Lesbian Dad

Terms of engenderment, or The “buddy” question


As seen on the tot lot playground.

The other day, at our neighborhood tot lot, a dad was pushing his toddlerish child in the swing next to me and the lil’ monkey, who, per usual, was heading into her second hour in the saddle, showing no signs of fatigue, though her lower extremities must surely have been tingly-numb by then. I know my arm was. She was singing DaDa-ist songs to herself, as she is often wont to do, and my mind (and ears) had occasion to wander to the neighboring swingers. In the (relatively) short time he was next to us, I heard the dad use on his kid the diminutive “buddy” as well as its slightly less frequently employed cognates “pal,” and “my friend.” Now I ask you, to which biological sex of kidling, based on your own experience of the usage of these terms of endearment, do you think these diminutives were directed?

Wait, I’ll answer for you: a boy.

Boy kids are buddies. Girl kids are — well, in my own anecdotal experience, they have been lots of things, but rarely buddies. Oh, don’t even try to offer up as an example Kristy McNichol’s character Buddy in the 1970s TV series “Family.” It only goes to prove the boy-association of the term. Everyone who was a then-tomboy and future-lesbo watching that show back then knows just what I’m saying. Even the rest of y’all know what I’m saying.

I think we can take my anecdotal experience as pretty much on the mark, and then go on to try to puzzle out what that means that we tell boys they’re our “buddies,” and ask what role that selective form of address plays in boys’ socialization as little bouncey rubber toughies. In what I’m sure will be a life-long quest to ensure both our kids have maximum elbow room to become whomever they wish to become, I am compelled to not let these differentiations drift by unexamined, as if they were inevitable, or harmless, or even in objective service to absolute biological truth. Some may well be, and I’ll learn tough lessons about the power of nature over nurture, I’m certain. But the language we use in addressing the wee mites falls in the realm of nurture. So these are hairs I gotta split.

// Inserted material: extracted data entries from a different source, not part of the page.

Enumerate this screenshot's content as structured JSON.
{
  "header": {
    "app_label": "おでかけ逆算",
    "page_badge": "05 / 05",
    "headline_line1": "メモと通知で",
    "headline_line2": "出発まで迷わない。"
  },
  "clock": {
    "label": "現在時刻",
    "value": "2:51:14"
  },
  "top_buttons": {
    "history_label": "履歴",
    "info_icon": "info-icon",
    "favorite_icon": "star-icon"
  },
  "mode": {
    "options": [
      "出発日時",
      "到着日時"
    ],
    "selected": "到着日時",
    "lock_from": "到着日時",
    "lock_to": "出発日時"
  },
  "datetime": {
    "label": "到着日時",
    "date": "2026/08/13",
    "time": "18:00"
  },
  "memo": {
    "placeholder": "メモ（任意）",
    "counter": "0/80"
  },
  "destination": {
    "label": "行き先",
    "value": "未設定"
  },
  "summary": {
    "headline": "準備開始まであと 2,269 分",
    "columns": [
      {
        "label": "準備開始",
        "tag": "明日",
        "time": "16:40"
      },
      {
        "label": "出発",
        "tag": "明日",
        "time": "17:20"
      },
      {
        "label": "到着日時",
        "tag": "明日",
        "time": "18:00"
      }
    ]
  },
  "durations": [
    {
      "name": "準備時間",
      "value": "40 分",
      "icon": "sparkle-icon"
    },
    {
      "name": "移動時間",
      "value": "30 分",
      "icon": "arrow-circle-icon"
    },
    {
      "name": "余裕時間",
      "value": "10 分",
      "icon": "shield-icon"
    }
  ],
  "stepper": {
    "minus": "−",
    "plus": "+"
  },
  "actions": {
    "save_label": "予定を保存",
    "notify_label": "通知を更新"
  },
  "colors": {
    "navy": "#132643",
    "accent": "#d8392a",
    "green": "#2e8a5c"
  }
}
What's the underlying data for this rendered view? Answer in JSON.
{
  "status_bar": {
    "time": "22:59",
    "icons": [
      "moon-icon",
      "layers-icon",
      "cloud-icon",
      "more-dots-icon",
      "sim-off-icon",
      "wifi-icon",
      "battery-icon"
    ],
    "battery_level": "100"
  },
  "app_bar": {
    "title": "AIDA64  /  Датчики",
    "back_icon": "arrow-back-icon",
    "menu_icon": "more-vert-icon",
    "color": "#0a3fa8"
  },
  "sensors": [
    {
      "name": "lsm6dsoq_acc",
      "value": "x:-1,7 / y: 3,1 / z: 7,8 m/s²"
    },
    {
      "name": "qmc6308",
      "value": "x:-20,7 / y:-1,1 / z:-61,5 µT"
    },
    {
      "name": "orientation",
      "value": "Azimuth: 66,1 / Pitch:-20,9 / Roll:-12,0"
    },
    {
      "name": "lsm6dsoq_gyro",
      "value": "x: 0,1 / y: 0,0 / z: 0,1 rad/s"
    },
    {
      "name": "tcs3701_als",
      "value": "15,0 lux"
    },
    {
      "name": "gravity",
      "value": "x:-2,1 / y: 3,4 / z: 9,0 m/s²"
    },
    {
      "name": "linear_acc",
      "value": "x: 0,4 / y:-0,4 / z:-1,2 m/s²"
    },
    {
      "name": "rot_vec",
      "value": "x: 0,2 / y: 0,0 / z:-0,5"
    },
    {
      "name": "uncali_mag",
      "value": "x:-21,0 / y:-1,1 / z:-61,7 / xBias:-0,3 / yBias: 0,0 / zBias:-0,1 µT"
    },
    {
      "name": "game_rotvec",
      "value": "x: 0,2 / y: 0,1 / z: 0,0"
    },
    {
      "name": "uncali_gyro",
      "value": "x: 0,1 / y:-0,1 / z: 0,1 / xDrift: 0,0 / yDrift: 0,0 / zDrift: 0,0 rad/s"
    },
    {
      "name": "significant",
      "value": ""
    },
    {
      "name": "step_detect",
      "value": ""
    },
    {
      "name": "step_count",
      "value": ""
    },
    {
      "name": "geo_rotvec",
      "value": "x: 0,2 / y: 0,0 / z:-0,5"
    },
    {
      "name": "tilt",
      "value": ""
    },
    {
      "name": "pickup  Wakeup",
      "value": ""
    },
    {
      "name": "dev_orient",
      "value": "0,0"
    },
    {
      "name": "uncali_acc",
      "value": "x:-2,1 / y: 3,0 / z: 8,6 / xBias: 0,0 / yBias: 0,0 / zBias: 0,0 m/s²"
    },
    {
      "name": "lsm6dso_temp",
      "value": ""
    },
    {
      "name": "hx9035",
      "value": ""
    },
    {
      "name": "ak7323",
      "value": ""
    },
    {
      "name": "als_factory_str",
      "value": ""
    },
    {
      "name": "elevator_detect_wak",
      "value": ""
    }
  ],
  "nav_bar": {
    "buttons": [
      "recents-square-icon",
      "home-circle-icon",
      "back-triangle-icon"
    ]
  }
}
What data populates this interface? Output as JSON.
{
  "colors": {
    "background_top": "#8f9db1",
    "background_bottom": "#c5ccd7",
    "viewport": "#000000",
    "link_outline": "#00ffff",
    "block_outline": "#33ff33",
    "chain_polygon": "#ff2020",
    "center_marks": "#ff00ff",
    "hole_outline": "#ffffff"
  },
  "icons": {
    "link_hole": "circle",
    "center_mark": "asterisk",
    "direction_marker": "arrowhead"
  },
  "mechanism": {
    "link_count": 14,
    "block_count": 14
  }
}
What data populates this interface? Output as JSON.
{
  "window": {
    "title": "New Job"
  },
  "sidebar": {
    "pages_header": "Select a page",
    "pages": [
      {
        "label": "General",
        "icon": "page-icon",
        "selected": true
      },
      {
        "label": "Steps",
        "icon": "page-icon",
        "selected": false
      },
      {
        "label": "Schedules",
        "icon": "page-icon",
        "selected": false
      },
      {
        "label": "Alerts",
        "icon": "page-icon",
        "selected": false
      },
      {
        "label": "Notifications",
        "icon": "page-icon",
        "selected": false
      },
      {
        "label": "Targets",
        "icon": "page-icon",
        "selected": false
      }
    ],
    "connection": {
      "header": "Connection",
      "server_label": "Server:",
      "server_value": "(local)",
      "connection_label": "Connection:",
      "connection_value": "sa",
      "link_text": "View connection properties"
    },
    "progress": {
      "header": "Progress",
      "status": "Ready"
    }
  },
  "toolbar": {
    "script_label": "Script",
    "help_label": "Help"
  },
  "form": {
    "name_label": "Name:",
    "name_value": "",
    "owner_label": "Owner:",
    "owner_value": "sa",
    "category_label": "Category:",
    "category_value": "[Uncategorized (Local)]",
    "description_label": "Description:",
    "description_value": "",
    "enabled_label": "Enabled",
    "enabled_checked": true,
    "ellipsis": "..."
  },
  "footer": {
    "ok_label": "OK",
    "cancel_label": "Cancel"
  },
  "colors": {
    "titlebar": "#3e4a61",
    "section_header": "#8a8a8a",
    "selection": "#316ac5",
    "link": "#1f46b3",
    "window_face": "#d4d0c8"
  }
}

Now as it happens, I’ve returned to work outside the house this week (ha HA! just in time for the sleep deprivation to begin to manifest in hallucinations! “What’s that behind the copier?!! Duck everyone! Duck and cover!! Oh, no. Never mind. Don’t even listen to me. Go on with what you were saying.”). But so where ordinarily I’d be able to humor my desire to obsessively research the larger topic of gender socialization as it plays out in terms of address for girls and boys in early childhood, and maybe season this post with some Learned Wisdom, now I plain can’t squeeze in the time. Circumstances call for me to become a far more efficient quick sketch artist these days, and I’m sure it’s just as well. (Redundant repetitiveness begone! Indulgent loquatiousness, meet the bullet point!) I can note, though, that feminist linguists (and one must say they are cunning) have already made the case for how normative gender-training positively drips off of language, from the very first application of it upon fresh human beings, and all the way down to the smallest particle of speech.

We know language matters, period. And an innocuous diminutive like “buddy” brings with it meanings we are associating with our boys, intentionally or not, when we use the term on them (and not on their sisters). After spreading out some of those meanings for us to look at and cogitate on, I’ll just end with a flurry of questions, since that’s all I can do these days on so little sleep (e.g., “Sweetie? Did you feed the garbage and take out the dog? Or did I? And if I did, why did I?”). Here are some connotations “buddy” holds for me:

    • a buddy is a friend, (and therefore an equal, as opposed to a younger, physically and emotionally dependant being whom we are entrusted to protect);
    • a buddy is rough-and-tumble;
    • “buddy” floats around nearby “buddy boy,” which, though I am hard-pressed to find an etymological tract on it all, definitely feels to me to be the linguistic equivalent of a slightly-too-hard sock in the arm: a good natured, but watch yourself kind of address.

A gloss on the denotative meaning of buddy confirms the above, and points out that it is speculated to have originated as a variant on “brother,” and was “long associated with coal miners.”

So here are some of the things I wonder: Do fathers use this term in reference to their sons more than mothers (generally, if not even stereotypically speaking)? If so, what might it be about a father-son bond that (general, if not stereotypical) men feel that inspires them to insert this good-natured wedge between their parental selves and their boy children? Why would any of us do this? Is it the rip-tide of conventional language use that pulls this word out of the mouths of those of us who don’t intend — consciously, at least — to make our boy children into durable equals? Or do we really want them to grow up faster than their sisters, and tougher? And, more importantly, do they?